Elsewhere, in Canada, 2015 marked the ascendancy of political royalty in the form of Justin Trudeau, son of former Canadian Prime Minister Pierre Trudeau. Around the time of his election, visuals of the young Liberal Party leader gone boxing went viral. An instant hit, Trudeau’s glowing attractiveness offered a counter to the exacting years of the Conservative Party’s Stephen Harper.
Trudeau’s leadership within the centrist Liberal Party has since coupled with a deliberate PR strategy that takes advantage of his aesthetic popularity. From kayaking stunts, to crossover bromantics with Obama and Macron, to topless selfies with voters, Trudeau’s so-called “topless body politic” acts as a potent foil for his otherwise tepid domestic politics.
Where Obama’s aesthetic navigated and tried to appease a more conservative and less receptive electorate, Trudeau has pushed further in a global effort to sustain his political charisma by positioning himself as a “sunny antidote to the turbulent news spilling out from other parts of the world”.

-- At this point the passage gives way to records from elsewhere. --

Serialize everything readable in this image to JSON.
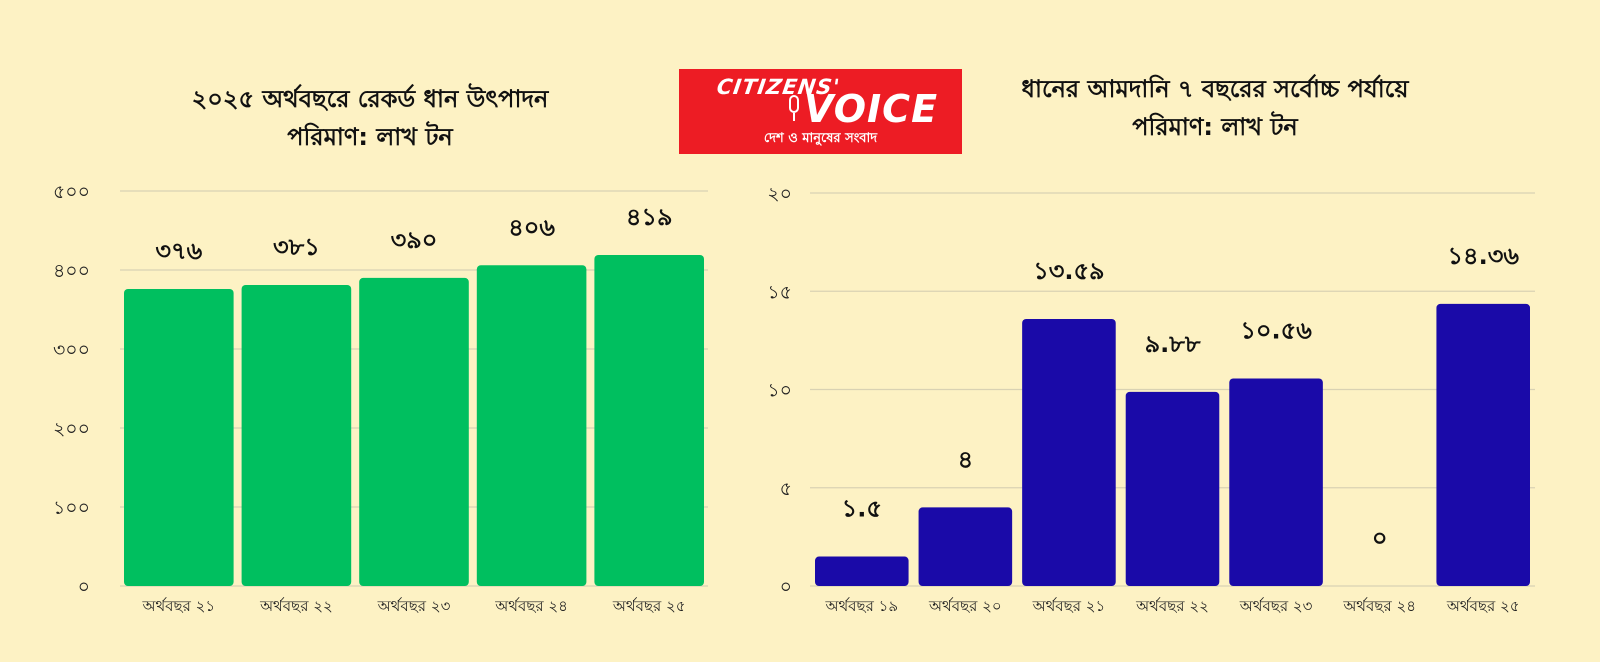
{
  "logo": {
    "line1": "CITIZENS'",
    "line2": "VOICE",
    "tagline": "দেশ ও মানুষের সংবাদ",
    "color": "#ed1c24"
  },
  "chart_data": [
    {
      "type": "bar",
      "title": "২০২৫ অর্থবছরে রেকর্ড ধান উৎপাদন",
      "subtitle": "পরিমাণ: লাখ টন",
      "categories": [
        "অর্থবছর ২১",
        "অর্থবছর ২২",
        "অর্থবছর ২৩",
        "অর্থবছর ২৪",
        "অর্থবছর ২৫"
      ],
      "values": [
        376,
        381,
        390,
        406,
        419
      ],
      "value_labels": [
        "৩৭৬",
        "৩৮১",
        "৩৯০",
        "৪০৬",
        "৪১৯"
      ],
      "ylim": [
        0,
        500
      ],
      "yticks": [
        0,
        100,
        200,
        300,
        400,
        500
      ],
      "ytick_labels": [
        "০",
        "১০০",
        "২০০",
        "৩০০",
        "৪০০",
        "৫০০"
      ],
      "grid": true,
      "color": "#00bf5f"
    },
    {
      "type": "bar",
      "title": "ধানের আমদানি ৭ বছরের সর্বোচ্চ পর্যায়ে",
      "subtitle": "পরিমাণ: লাখ টন",
      "categories": [
        "অর্থবছর ১৯",
        "অর্থবছর ২০",
        "অর্থবছর ২১",
        "অর্থবছর ২২",
        "অর্থবছর ২৩",
        "অর্থবছর ২৪",
        "অর্থবছর ২৫"
      ],
      "values": [
        1.5,
        4,
        13.59,
        9.88,
        10.56,
        0,
        14.36
      ],
      "value_labels": [
        "১.৫",
        "৪",
        "১৩.৫৯",
        "৯.৮৮",
        "১০.৫৬",
        "০",
        "১৪.৩৬"
      ],
      "ylim": [
        0,
        20
      ],
      "yticks": [
        0,
        5,
        10,
        15,
        20
      ],
      "ytick_labels": [
        "০",
        "৫",
        "১০",
        "১৫",
        "২০"
      ],
      "grid": true,
      "color": "#1a0aa8"
    }
  ]
}
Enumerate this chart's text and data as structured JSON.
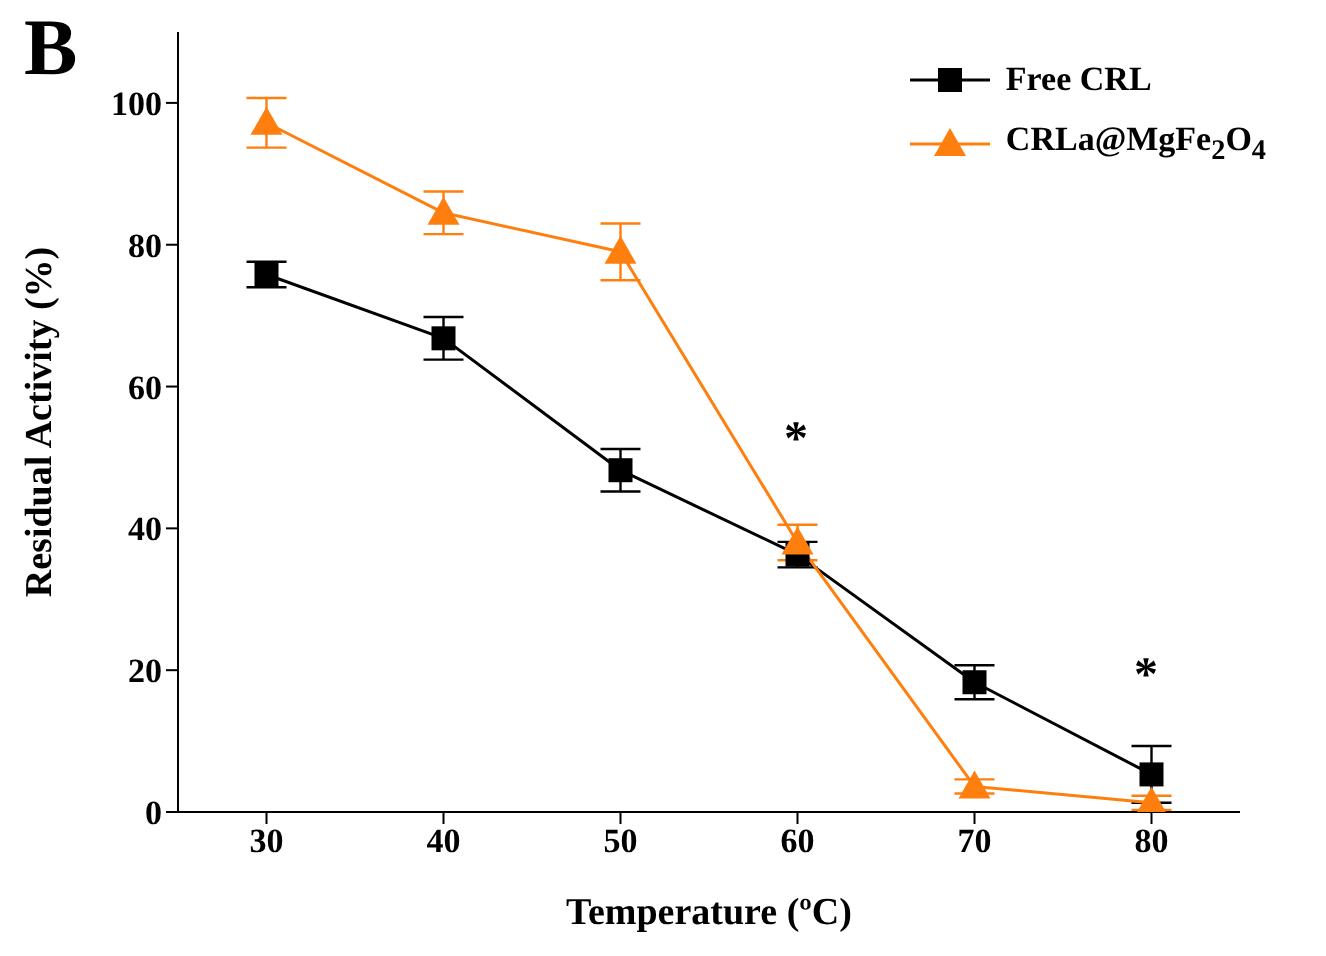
{
  "chart_data": {
    "type": "line",
    "title": "B",
    "xlabel": "Temperature (ºC)",
    "ylabel": "Residual Activity (%)",
    "x": [
      30,
      40,
      50,
      60,
      70,
      80
    ],
    "series": [
      {
        "name": "Free CRL",
        "color": "#000000",
        "marker": "square",
        "values": [
          75.8,
          66.8,
          48.2,
          36.3,
          18.3,
          5.3
        ],
        "errors": [
          1.8,
          3,
          3,
          1.8,
          2.4,
          4
        ]
      },
      {
        "name": "CRLa@MgFe$_{2}$O$_{4}$",
        "color": "#ff7f0e",
        "marker": "triangle",
        "values": [
          97.2,
          84.5,
          79,
          38,
          3.6,
          1.3
        ],
        "errors": [
          3.5,
          3,
          4,
          2.5,
          1,
          1
        ]
      }
    ],
    "xlim": [
      25,
      85
    ],
    "xticks": [
      30,
      40,
      50,
      60,
      70,
      80
    ],
    "ylim": [
      0,
      110
    ],
    "yticks": [
      0,
      20,
      40,
      60,
      80,
      100
    ],
    "legend": "top right",
    "annotations": [
      "*",
      "*"
    ]
  }
}
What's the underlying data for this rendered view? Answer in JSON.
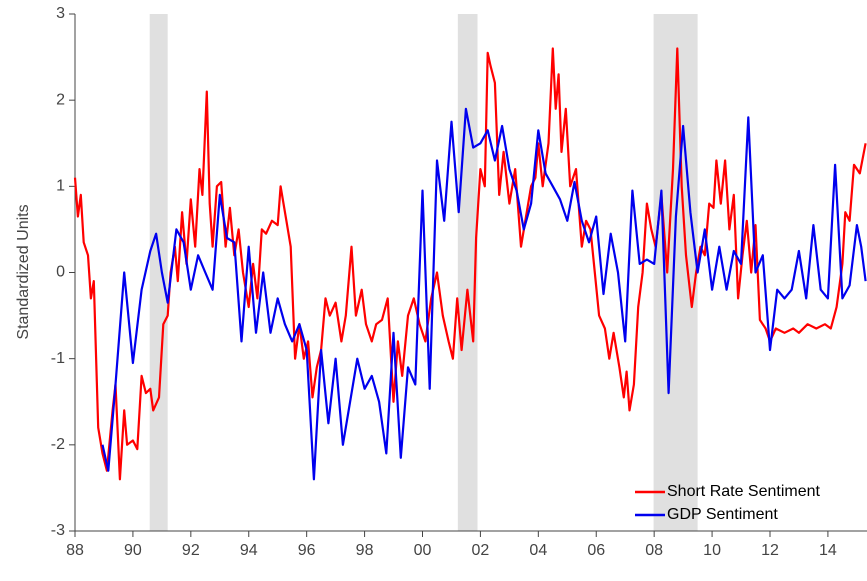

Beyond Canada the rise of right-wing populists presented (and continues to present) an existential threat to liberal democracies. In France, the run-up to the 2017 election saw a surge in support for the erstwhile fringe Front National party.
Led by Marine Le Pen, the party’s anti-establishment, anti-immigration, and Eurosceptic hardline resonated with French voters initially considering a choice between her and centre-right former Prime Minister François Fillon.
But then came the arrival of Macron—a fresh-faced centrist with no previous experience in elected office. Judged by critics as “trop beau, trop jeune, trop gâté”, and without a formal policy program until a month before the election, Macron and En Marche! nevertheless pushed past both established candidates on the left and right to defeat Marine Le Pen.
Inspired by philosopher Paul Ricoeur, Macron’s project for France seems to push further still than Trudeau. With aesthetic popularity and political charisma under his wing, Macron aims to go deeper than appeasement or PR. In hiring his ministers from across the political spectrum, Macron commits to a radically centrist reconciliation of left and right towards a common vision for France.
It is too early to tell whether Macron will be successful, but he offers the latest iteration of hope for centrist politics in an increasingly polarized West. In the UK centrist Liberal Democrats gained just four seats in 2017 following its otherwise devastating decline since 2005.
Tim Farron, having recently resigned from the party’s leadership position, had previously cited Trudeau’s example as hope for the party’s future. But Farron was no Trudeau, and with the party facing the prospect of new leadership, it would only benefit to realize this.
As superficial as we humans can be, aesthetic popularity can add a crucial luster centrist parties need to compete with the clearer convictions of diverging left and right. It offers a compelling starting point for political charisma and a radical centrism around dialogue.
Yet it is not without qualification, not least because it is less clear how this dynamic may affect those other than cisgendered men, but also owing to aesthetics’ place in the unpredictable realm of pleasure and the senses. Still, logic cannot explain everything—certainly not in our political proclivities.
Obama, Trudeau, and Macron offer 21st century examples of an aesthetic populism that has benefited their centrism. It may just offer us hope for beauty in a darkening world, and for an attainment of goodness where extreme relativism is tearing it apart.